As we’ve learned, Expected Goals (xG) is a vital metric in football analytics, helping to quantify the quality of scoring chances.
However, the effectiveness of xG as a tool largely depends on the model used to calculate it. Various xG models have been developed, each with its own methodology and variables.
In this section, we’ll dive into one of the most prominent xG models in the industry: the STATS Perform Opta xG model.

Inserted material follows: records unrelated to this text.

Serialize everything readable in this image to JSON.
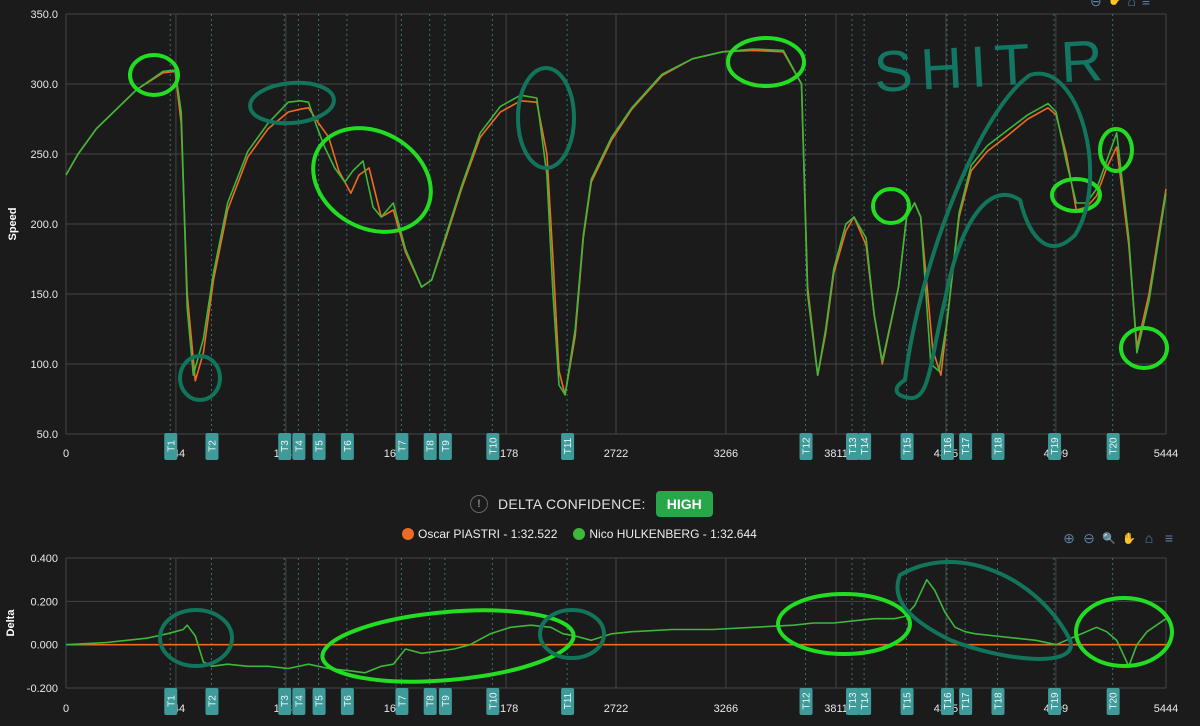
{
  "chart_data": [
    {
      "type": "line",
      "ylabel": "Speed",
      "ylim": [
        50,
        350
      ],
      "yticks": [
        "350.0",
        "300.0",
        "250.0",
        "200.0",
        "150.0",
        "100.0",
        "50.0"
      ],
      "xlim": [
        0,
        5444
      ],
      "xticks": [
        "0",
        "544",
        "1088",
        "1633",
        "2178",
        "2722",
        "3266",
        "3811",
        "4355",
        "4899",
        "5444"
      ],
      "series": [
        {
          "name": "Oscar PIASTRI",
          "color": "#ef6a22",
          "x": [
            0,
            60,
            150,
            250,
            350,
            480,
            540,
            570,
            600,
            640,
            680,
            730,
            800,
            900,
            1000,
            1100,
            1160,
            1200,
            1250,
            1300,
            1350,
            1410,
            1450,
            1500,
            1560,
            1620,
            1680,
            1760,
            1810,
            1880,
            1960,
            2050,
            2150,
            2250,
            2330,
            2380,
            2410,
            2440,
            2470,
            2520,
            2560,
            2600,
            2700,
            2800,
            2950,
            3100,
            3250,
            3400,
            3550,
            3640,
            3670,
            3720,
            3760,
            3800,
            3860,
            3900,
            3960,
            4000,
            4040,
            4120,
            4160,
            4200,
            4230,
            4290,
            4330,
            4360,
            4420,
            4480,
            4560,
            4650,
            4760,
            4860,
            4900,
            4950,
            5000,
            5050,
            5100,
            5150,
            5200,
            5260,
            5300,
            5360,
            5444
          ],
          "y": [
            235,
            250,
            268,
            282,
            296,
            308,
            309,
            272,
            150,
            88,
            108,
            160,
            210,
            248,
            268,
            280,
            282,
            283,
            272,
            262,
            238,
            222,
            235,
            240,
            205,
            210,
            180,
            155,
            160,
            190,
            226,
            262,
            280,
            288,
            287,
            250,
            175,
            95,
            78,
            120,
            190,
            230,
            260,
            282,
            306,
            318,
            323,
            324,
            323,
            300,
            155,
            92,
            122,
            165,
            195,
            205,
            185,
            135,
            100,
            155,
            205,
            215,
            205,
            110,
            92,
            130,
            205,
            238,
            252,
            262,
            275,
            283,
            278,
            250,
            210,
            212,
            220,
            240,
            255,
            185,
            112,
            150,
            225
          ]
        },
        {
          "name": "Nico HULKENBERG",
          "color": "#3db83a",
          "x": [
            0,
            60,
            150,
            250,
            350,
            480,
            540,
            570,
            600,
            630,
            680,
            730,
            800,
            900,
            1000,
            1100,
            1160,
            1200,
            1240,
            1280,
            1330,
            1380,
            1420,
            1470,
            1520,
            1560,
            1620,
            1680,
            1760,
            1810,
            1880,
            1960,
            2050,
            2150,
            2250,
            2330,
            2380,
            2410,
            2440,
            2470,
            2520,
            2560,
            2600,
            2700,
            2800,
            2950,
            3100,
            3250,
            3400,
            3550,
            3640,
            3670,
            3720,
            3760,
            3800,
            3860,
            3900,
            3960,
            4000,
            4040,
            4120,
            4160,
            4200,
            4230,
            4280,
            4320,
            4360,
            4420,
            4480,
            4560,
            4650,
            4760,
            4860,
            4900,
            4950,
            5000,
            5050,
            5100,
            5150,
            5200,
            5260,
            5300,
            5360,
            5444
          ],
          "y": [
            235,
            250,
            268,
            282,
            296,
            309,
            310,
            280,
            140,
            92,
            118,
            165,
            215,
            252,
            272,
            287,
            288,
            287,
            270,
            255,
            240,
            230,
            238,
            245,
            212,
            205,
            215,
            182,
            155,
            160,
            192,
            228,
            265,
            284,
            292,
            290,
            235,
            150,
            85,
            78,
            125,
            192,
            232,
            262,
            283,
            307,
            318,
            323,
            325,
            324,
            300,
            150,
            92,
            125,
            168,
            200,
            205,
            190,
            135,
            102,
            155,
            205,
            215,
            205,
            100,
            95,
            130,
            208,
            242,
            256,
            266,
            278,
            286,
            280,
            245,
            215,
            215,
            225,
            245,
            265,
            190,
            108,
            145,
            222
          ]
        }
      ]
    },
    {
      "type": "line",
      "ylabel": "Delta",
      "ylim": [
        -0.2,
        0.4
      ],
      "yticks": [
        "0.400",
        "0.200",
        "0.000",
        "-0.200"
      ],
      "xlim": [
        0,
        5444
      ],
      "xticks": [
        "0",
        "544",
        "1088",
        "1633",
        "2178",
        "2722",
        "3266",
        "3811",
        "4355",
        "4899",
        "5444"
      ],
      "series": [
        {
          "name": "Oscar PIASTRI",
          "color": "#ef6a22",
          "x": [
            0,
            5444
          ],
          "y": [
            0,
            0
          ]
        },
        {
          "name": "Nico HULKENBERG",
          "color": "#3db83a",
          "x": [
            0,
            200,
            400,
            500,
            540,
            580,
            600,
            640,
            680,
            720,
            800,
            900,
            1000,
            1100,
            1200,
            1300,
            1400,
            1480,
            1560,
            1620,
            1680,
            1760,
            1840,
            1920,
            2000,
            2100,
            2200,
            2300,
            2400,
            2460,
            2520,
            2600,
            2700,
            2800,
            3000,
            3200,
            3400,
            3600,
            3700,
            3800,
            3900,
            4000,
            4100,
            4150,
            4200,
            4260,
            4300,
            4350,
            4400,
            4450,
            4500,
            4600,
            4700,
            4800,
            4900,
            4950,
            5000,
            5050,
            5100,
            5150,
            5200,
            5260,
            5300,
            5350,
            5444
          ],
          "y": [
            0,
            0.01,
            0.03,
            0.05,
            0.06,
            0.07,
            0.09,
            0.04,
            -0.08,
            -0.1,
            -0.09,
            -0.1,
            -0.1,
            -0.11,
            -0.09,
            -0.11,
            -0.12,
            -0.13,
            -0.1,
            -0.09,
            -0.02,
            -0.04,
            -0.03,
            -0.02,
            0.0,
            0.05,
            0.08,
            0.09,
            0.08,
            0.05,
            0.04,
            0.02,
            0.05,
            0.06,
            0.07,
            0.07,
            0.08,
            0.09,
            0.1,
            0.1,
            0.11,
            0.12,
            0.12,
            0.13,
            0.18,
            0.3,
            0.25,
            0.15,
            0.08,
            0.06,
            0.05,
            0.04,
            0.03,
            0.02,
            0.0,
            0.02,
            0.04,
            0.06,
            0.08,
            0.06,
            0.02,
            -0.1,
            0.0,
            0.06,
            0.12
          ]
        }
      ]
    }
  ],
  "turns": [
    {
      "label": "T1",
      "x": 516
    },
    {
      "label": "T2",
      "x": 720
    },
    {
      "label": "T3",
      "x": 1080
    },
    {
      "label": "T4",
      "x": 1150
    },
    {
      "label": "T5",
      "x": 1250
    },
    {
      "label": "T6",
      "x": 1390
    },
    {
      "label": "T7",
      "x": 1660
    },
    {
      "label": "T8",
      "x": 1800
    },
    {
      "label": "T9",
      "x": 1875
    },
    {
      "label": "T10",
      "x": 2110
    },
    {
      "label": "T11",
      "x": 2480
    },
    {
      "label": "T12",
      "x": 3660
    },
    {
      "label": "T13",
      "x": 3890
    },
    {
      "label": "T14",
      "x": 3950
    },
    {
      "label": "T15",
      "x": 4160
    },
    {
      "label": "T16",
      "x": 4360
    },
    {
      "label": "T17",
      "x": 4450
    },
    {
      "label": "T18",
      "x": 4610
    },
    {
      "label": "T19",
      "x": 4890
    },
    {
      "label": "T20",
      "x": 5180
    }
  ],
  "confidence": {
    "label": "DELTA CONFIDENCE:",
    "value": "HIGH",
    "info": "!"
  },
  "legend": [
    {
      "label": "Oscar PIASTRI - 1:32.522",
      "color": "#ef6a22"
    },
    {
      "label": "Nico HULKENBERG - 1:32.644",
      "color": "#3db83a"
    }
  ],
  "toolbar": {
    "zoom_in": "⊕",
    "zoom_out": "⊖",
    "zoom": "🔍",
    "pan": "✋",
    "home": "⌂",
    "menu": "≡"
  },
  "annotation_text": "SHIT R"
}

1. The STATS Perform Opta xG Model
The STATS Perform Opta xG model is one of the most widely recognized and used models in football analytics.
It is built using a logistic regression model, a statistical method that estimates the probability of a certain event occurring—in this case, the likelihood of a shot resulting in a goal.
This model is powered by hundreds of thousands of shots from historical OPTA data, making it incredibly robust and comprehensive.
The use of such a large dataset ensures that the model accounts for a wide range of scenarios and conditions, making its predictions reliable and accurate across different leagues and competitions.
2. Key Variables in the Opta xG Model
The STATS Perform Opta model considers several critical variables that affect the likelihood of a goal being scored. These variables include:
Distance to Goal: The closer the shot is to the goal, the higher the probability of scoring. The model accounts for this by assigning higher xG values to shots taken from within the box and lower values to those taken from further away.
Angle of the Shot: The angle at which the shot is taken relative to the goal is another key factor. Shots taken from central positions generally have a higher chance of success compared to those taken from tight angles.
One-on-One Situations: The model gives special consideration to one-on-one situations where a player is directly facing the goalkeeper. These situations typically have a higher probability of resulting in a goal due to the player’s clear scoring opportunity.
Body Part Used: Whether the shot is taken with the foot, head, or another body part can significantly influence the xG value. For example, foot shots usually have a higher success rate than headers, particularly when the ball is struck from a favorable position.
Type of Assist: The nature of the assist leading up to the shot also plays a role. A well-placed through ball or a perfectly timed cross can increase the likelihood of a goal, and the model accounts for these factors.
Pattern of Play: The context in which the shot is taken—whether it’s from open play, a counterattack, or a set piece—also impacts the xG value. Shots from well-structured plays are often more dangerous than those taken in disorganized situations.
3. How the Opta xG Model Works
The logistic regression model used by Opta estimates the probability of a goal by analyzing the aforementioned variables in each shot.
By feeding the model with a vast amount of historical data, it learns the relationships between these variables and the outcomes (goals or no goals).
The output is an xG value between 0 and 1 for each shot, indicating the probability that a shot will result in a goal. For example, if a shot has an xG value of 0.2, it suggests that similar shots would result in a goal 20% of the time.
4. The Impact and Use of the Opta xG Model
The Opta xG model is widely used by football clubs, analysts, and broadcasters to evaluate player and team performance.
It provides a more nuanced understanding of goal-scoring opportunities, helping teams to assess not just how many goals they scored, but how many they should have scored based on the quality of their chances.
This model is particularly valuable in scouting and recruitment, as it allows clubs to identify players who consistently outperform their xG, indicating a potential high level of skill or finishing ability.
Conversely, it can also identify players who underperform relative to their xG, suggesting areas for improvement or inefficiencies in their play.
Conclusion
The STATS Perform Opta xG model is a powerful tool in the world of football analytics, providing a sophisticated method for evaluating goal-scoring opportunities.
By leveraging a logistic regression model powered by an extensive historical dataset, it accounts for a wide range of variables that influence the likelihood of a goal.
This model not only enhances our understanding of the game but also aids in making more informed decisions in player evaluation, tactical planning, and overall team strategy.